Todos Han Pecado… El otro error fatal de este argumento es de que implíca de que de algún modo un pecado nos separa de Dios más que otro pecado. En realidad todo pecado nos separa de la presencia de Dios (2 Corintios 6:14; 1 Juan 1:5-7). Combina esos versos con la verdad de que “todos pecaron, y están destituídos de la gloria de Dios; (Romanso 3:23) ¿qué encontramos? Simplemente de que ni siquiera uno de nosotros es “suficientemente bueno” para llegar al cielo sin Cristo. 1 JUAN 1:8-10 “Si dijéremos que no tenemos pecado, nos engañamos á nosotros mismos, y no hay verdad en nosotros. Si confesamos nuestros pecados, Él es fiel y justo para que nos perdone nuestros pecados, y nos limpie de toda maldad. Si dijéremos que no hemos pecado, lo hacemos á Él mentiroso, y su palabra no está en nosotros.” El sugerir de que de algún modo la vida de alguien es más “libre de pecado” nomás porque eres heterosexual es igual que los judíos diciendo a los gentiles de que ellos son “más santos” porque nacieron de la tribu de Abraham! Sabemos de que eso no es verdad! (Mateo 3:9; 1 Corintios 1:26-31). De nuevo, es nuestra fe, nada más y nada menos lo que determina nuestra salvación.

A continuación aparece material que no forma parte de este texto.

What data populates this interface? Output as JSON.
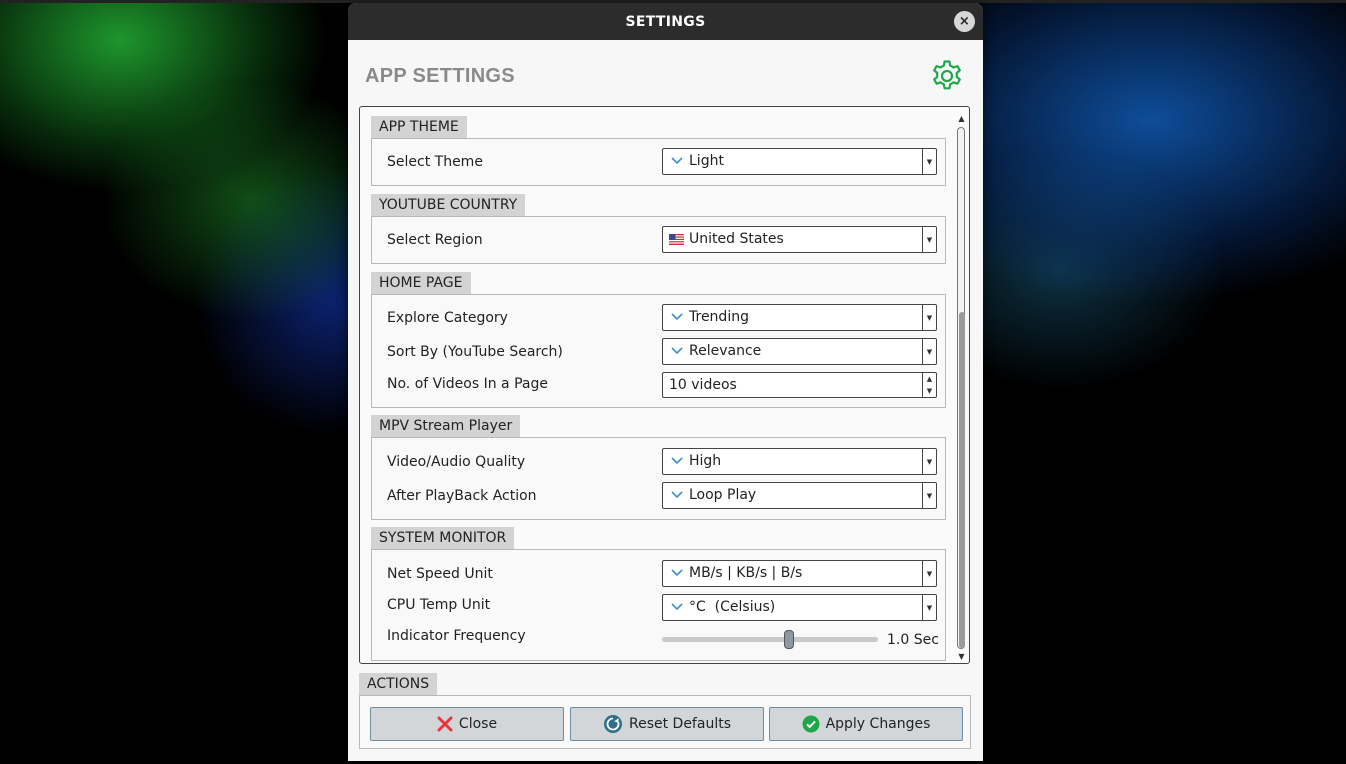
{
  "window": {
    "title": "SETTINGS",
    "close_glyph": "×"
  },
  "app": {
    "title": "APP SETTINGS",
    "header_icon": "gear-icon",
    "accent_color": "#1fa84a"
  },
  "groups": {
    "app_theme": {
      "title": "APP THEME",
      "rows": [
        {
          "label": "Select Theme",
          "value": "Light"
        }
      ]
    },
    "youtube_country": {
      "title": "YOUTUBE COUNTRY",
      "rows": [
        {
          "label": "Select Region",
          "value": "United States",
          "icon": "us-flag-icon"
        }
      ]
    },
    "home_page": {
      "title": "HOME PAGE",
      "rows": [
        {
          "label": "Explore Category",
          "value": "Trending"
        },
        {
          "label": "Sort By (YouTube Search)",
          "value": "Relevance"
        },
        {
          "label": "No. of Videos In a Page",
          "value": "10 videos"
        }
      ]
    },
    "mpv_player": {
      "title": "MPV Stream Player",
      "rows": [
        {
          "label": "Video/Audio Quality",
          "value": "High"
        },
        {
          "label": "After PlayBack Action",
          "value": "Loop Play"
        }
      ]
    },
    "system_monitor": {
      "title": "SYSTEM MONITOR",
      "rows": [
        {
          "label": "Net Speed Unit",
          "value": "MB/s | KB/s | B/s"
        },
        {
          "label": "CPU Temp Unit",
          "value": "°C  (Celsius)"
        },
        {
          "label": "Indicator Frequency",
          "value": "1.0 Sec",
          "slider_fraction": 0.59
        }
      ]
    }
  },
  "actions": {
    "title": "ACTIONS",
    "close_label": "Close",
    "reset_label": "Reset Defaults",
    "apply_label": "Apply Changes",
    "close_color": "#e8343c",
    "reset_color": "#2f6f8a",
    "apply_color": "#1fa84a"
  },
  "scroll": {
    "thumb_fraction": 0.64
  }
}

Lo que Dios Limpió, no lo Llames tú Común. Está claro de que un grupo de gente no está excluído de la salvación. Ni que tampoco un pecado es demasiado grande de que no puede ser cubierto por el poder de la sangre de Jesús. La salvación no tiene nada que ver con la orientación sexual, y tiene todo que ver con la aceptación ó rechazo de Jesucristo. Las pancartas de los protestantes que decían, “Homosexuales van al infierno!” deberían de haber dicho, “Haz aceptado a Jesucristo?” ¿En dónde nos deja esto? Todavía un dilema grande! Tenemos una iglesia Cristiana diciendo a todos de los homosexuales que no tienen lugar en el reino de Dios, y que de algún modo ;as “buenas nuevas” no los incluye. Sabemos de que esto no es verdad. Dios no ha excluído a nadie del plan de salvación. Aunque asumamos nomás para argumentar de que la homosexualidad es un pecado, sabemos de que no hay un pecado tan grande que no pueda ser limpiado cuando uno es salvo (Romanos 8:1). Dios no ha excluído a nadie, y no hay limite en la gracia de la salvación. Los únicos limites que se han puesto han sido por gente, quienes que por sus propios miedos y prejuicios, han intentado definir artificialmente quién y quién no puede ser salvo. Jesús enfatizó este punto final dando Su rechazo más severo, no para la gente que los judíos consideraban una “abominacón impura” (los gentiles), pero para los lideres de la iglesia que intentaron controlar quienes eran ó no aceptados en la iglesia (Mateo 23:13-15). Pedro fué alertado de “lo que Dios limpió, no lo llames tú común” (Hechos 10:15, 34). Jesús nos dejó este último pensamiento para nosotros en la iglesia. Para ambos gay y heterosexuales. 1 Juan 4:16-21
Extraído del capítulo 3 Titulado “Am I Going to Hell” De el libro titulado “Calling the Rainbow Nation Home” Copyright © G.A.L.I.P. Derechos de Autor All rights reserved. No portion of this article may be reproduced, stored in a retrieval system, or transmitted in any form or by any means electronic, mechanical, photocopy, recording, or any other except for brief quotations without the permission of the author and/or G.A.L.I.P..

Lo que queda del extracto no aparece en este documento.